There are various methods for managing mental health problems. Treatment is highly individual, and what works for one person may not work for another. Some strategies or treatments are more successful in combination with others. A person living with a chronic mental disorder may choose different options at various stages in their life.The individual needs to work closely with a doctor who can help them identify their needs and provide them with suitable treatment.
Treatments can include:
Psychotherapy, or talking therapies
This type of treatment takes a psychological approach to treating mental illness. Cognitive Behavioral Therapy, exposure therapy, and dialectical behavior therapy are examples. Psychiatrists, psychologists, psychotherapists, and some primary care physicians carry out this type of treatment. It can help people understand the root of their mental illness and start to work on more healthful thought patterns that support everyday living and reduce the risk of isolation and self-harm.
Some people take prescribed medications. Although these cannot cure mental disorders, some medications can improve symptoms and help a person resume social interaction and a normal routine while they work on their mental health.Some of these medications work by boosting the body’s absorption of feel-good chemicals, such as serotonin, from the brain. Other drugs either boost the overall levels of these chemicals or prevent their degradation or destruction.
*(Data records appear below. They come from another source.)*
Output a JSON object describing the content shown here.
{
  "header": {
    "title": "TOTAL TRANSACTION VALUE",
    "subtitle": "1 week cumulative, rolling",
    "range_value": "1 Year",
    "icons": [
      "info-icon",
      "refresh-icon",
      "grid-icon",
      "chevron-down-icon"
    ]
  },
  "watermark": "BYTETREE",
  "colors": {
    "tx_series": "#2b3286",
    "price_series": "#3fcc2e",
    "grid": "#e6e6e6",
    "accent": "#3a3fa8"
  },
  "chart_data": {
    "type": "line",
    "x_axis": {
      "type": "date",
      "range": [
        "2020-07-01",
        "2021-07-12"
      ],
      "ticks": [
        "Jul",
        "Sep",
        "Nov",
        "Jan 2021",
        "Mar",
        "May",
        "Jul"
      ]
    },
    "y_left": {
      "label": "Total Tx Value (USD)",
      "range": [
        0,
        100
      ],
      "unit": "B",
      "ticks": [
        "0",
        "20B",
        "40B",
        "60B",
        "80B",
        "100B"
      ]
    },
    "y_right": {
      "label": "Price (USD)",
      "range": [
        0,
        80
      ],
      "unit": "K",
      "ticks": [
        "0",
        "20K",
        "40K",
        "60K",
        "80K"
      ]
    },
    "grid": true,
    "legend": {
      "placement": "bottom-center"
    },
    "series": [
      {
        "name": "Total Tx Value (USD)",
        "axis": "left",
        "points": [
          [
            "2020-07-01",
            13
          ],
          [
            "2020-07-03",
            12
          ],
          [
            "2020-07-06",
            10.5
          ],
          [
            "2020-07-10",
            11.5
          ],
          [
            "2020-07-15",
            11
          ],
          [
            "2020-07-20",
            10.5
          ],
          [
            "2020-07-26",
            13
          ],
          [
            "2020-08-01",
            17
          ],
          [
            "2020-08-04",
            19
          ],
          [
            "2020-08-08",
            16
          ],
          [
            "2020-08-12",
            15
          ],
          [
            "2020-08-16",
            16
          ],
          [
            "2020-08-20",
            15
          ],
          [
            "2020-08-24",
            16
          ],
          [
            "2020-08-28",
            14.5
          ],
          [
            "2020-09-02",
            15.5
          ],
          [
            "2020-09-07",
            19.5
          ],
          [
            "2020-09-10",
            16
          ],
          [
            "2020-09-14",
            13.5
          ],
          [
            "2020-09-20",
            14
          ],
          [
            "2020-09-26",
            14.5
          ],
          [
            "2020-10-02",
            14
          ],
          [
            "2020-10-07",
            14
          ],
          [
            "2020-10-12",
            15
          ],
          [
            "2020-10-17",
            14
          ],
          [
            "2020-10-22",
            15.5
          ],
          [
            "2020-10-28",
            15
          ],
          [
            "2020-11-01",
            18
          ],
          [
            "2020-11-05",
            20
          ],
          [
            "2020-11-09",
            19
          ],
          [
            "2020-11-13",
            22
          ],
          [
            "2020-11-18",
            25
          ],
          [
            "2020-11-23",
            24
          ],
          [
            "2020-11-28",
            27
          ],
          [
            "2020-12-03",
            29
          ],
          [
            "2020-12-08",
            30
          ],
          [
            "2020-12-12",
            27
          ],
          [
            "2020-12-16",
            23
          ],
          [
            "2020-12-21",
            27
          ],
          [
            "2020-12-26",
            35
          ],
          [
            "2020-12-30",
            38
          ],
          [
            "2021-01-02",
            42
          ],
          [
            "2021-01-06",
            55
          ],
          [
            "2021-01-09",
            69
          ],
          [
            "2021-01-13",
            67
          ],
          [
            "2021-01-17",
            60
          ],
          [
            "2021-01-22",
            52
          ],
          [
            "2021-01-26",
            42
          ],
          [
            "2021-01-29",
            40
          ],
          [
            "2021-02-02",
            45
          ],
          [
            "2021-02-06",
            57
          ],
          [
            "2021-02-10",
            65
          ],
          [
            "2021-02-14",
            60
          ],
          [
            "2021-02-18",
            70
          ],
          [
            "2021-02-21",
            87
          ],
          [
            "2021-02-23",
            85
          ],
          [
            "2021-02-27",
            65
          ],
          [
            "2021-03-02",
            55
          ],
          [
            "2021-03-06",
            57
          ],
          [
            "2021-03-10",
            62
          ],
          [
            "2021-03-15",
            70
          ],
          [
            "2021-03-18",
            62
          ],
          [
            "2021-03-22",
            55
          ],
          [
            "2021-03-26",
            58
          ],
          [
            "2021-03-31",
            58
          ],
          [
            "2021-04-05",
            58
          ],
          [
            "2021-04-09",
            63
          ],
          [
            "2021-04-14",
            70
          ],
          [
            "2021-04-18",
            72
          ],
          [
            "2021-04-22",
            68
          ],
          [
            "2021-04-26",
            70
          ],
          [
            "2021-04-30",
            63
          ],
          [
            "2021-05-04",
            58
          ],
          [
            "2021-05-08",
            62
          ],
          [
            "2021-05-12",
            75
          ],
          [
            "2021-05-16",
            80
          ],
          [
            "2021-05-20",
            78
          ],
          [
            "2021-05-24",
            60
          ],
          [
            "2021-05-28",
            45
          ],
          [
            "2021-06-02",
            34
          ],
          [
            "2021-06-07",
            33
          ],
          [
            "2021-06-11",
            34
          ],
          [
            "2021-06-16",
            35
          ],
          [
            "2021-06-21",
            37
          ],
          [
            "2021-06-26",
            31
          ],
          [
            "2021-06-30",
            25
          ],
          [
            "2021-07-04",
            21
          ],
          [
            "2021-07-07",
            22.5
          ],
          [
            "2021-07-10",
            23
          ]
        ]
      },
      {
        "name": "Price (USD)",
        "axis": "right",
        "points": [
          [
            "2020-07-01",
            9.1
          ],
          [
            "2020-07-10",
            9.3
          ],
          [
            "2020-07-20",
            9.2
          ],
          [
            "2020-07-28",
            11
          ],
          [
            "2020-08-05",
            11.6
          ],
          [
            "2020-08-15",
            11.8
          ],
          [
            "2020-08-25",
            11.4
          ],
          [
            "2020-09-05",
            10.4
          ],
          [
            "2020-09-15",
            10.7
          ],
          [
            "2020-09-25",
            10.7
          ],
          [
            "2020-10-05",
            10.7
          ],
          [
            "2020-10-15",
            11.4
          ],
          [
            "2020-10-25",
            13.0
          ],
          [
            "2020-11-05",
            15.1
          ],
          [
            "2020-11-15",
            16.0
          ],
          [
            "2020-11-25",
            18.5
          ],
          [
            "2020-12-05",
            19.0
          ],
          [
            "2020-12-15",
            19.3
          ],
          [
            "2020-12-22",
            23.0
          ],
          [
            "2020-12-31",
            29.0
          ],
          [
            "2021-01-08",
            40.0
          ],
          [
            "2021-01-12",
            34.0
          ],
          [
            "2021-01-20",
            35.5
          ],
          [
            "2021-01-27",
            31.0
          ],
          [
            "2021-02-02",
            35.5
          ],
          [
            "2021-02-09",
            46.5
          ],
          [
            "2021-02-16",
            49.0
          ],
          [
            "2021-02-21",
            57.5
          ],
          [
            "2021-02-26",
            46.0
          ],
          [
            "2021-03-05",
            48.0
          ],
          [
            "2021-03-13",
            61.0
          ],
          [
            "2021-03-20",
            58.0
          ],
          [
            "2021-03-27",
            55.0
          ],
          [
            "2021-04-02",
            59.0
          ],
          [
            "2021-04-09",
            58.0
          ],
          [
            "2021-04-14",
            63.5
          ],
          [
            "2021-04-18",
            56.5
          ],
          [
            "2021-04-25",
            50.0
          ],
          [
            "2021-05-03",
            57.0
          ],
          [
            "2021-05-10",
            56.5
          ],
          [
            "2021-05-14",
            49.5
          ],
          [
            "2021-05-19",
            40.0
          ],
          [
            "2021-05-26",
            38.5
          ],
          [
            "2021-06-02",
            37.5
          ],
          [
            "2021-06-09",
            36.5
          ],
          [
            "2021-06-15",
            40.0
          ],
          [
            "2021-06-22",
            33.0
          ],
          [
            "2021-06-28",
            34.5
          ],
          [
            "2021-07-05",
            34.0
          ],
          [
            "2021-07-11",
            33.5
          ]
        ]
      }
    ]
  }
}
A person coping with mental health difficulties will usually need to make changes to their lifestyle to facilitate wellness. Such changes might include reducing alcohol intake, sleeping more, and eating a balanced, nutritious diet. People may need to take time away from work or resolve issues with personal relationships that may be causing damage to their mental health. People with conditions such as an anxiety or depressive disorder may benefit from relaxation techniques, which include deep breathing, meditation, and mindfulness. Having a support network, whether via self-help groups or close friends and family, can also be essential to recovery from mental illness.
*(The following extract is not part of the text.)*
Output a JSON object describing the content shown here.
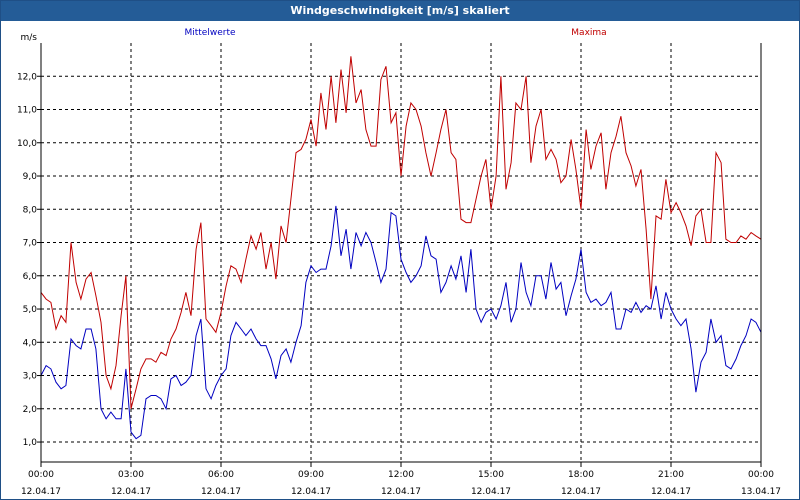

I would say Nobody can save you but yourself, and you’re worth saving. It’s a war not easily won, but if anything is worth winning then this is it. You just have to trust that people are out there waiting to love you and celebrate you for who you are. You might have to be your own best friend. That’s not something they’re going to teach you in school. So start the work of loving yourself.
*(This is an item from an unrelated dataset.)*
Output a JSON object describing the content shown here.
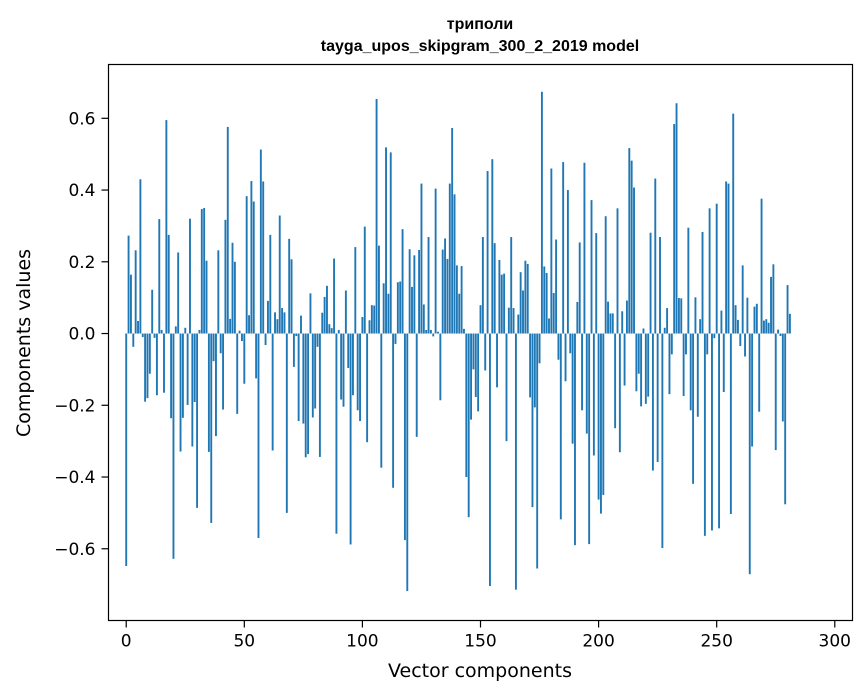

I am bent, but not broken. I am scarred, but not disfigured. I am sad, but not hopeless. I am tired, but not powerless. I am angry, but not bitter. I am depressed, but not giving up.
Remember, one small crack does not mean that you are broken, it means that you were put to the test and you didn’t fall apart. The most beautiful people we have known are those who have known defeat, known suffering, known struggle, known loss, and have found their way out of the depths. These persons have an appreciation, a sensitivity, and an understanding of life that fills them with compassion, gentleness, and deep loving concern. Beautiful people do not just happen.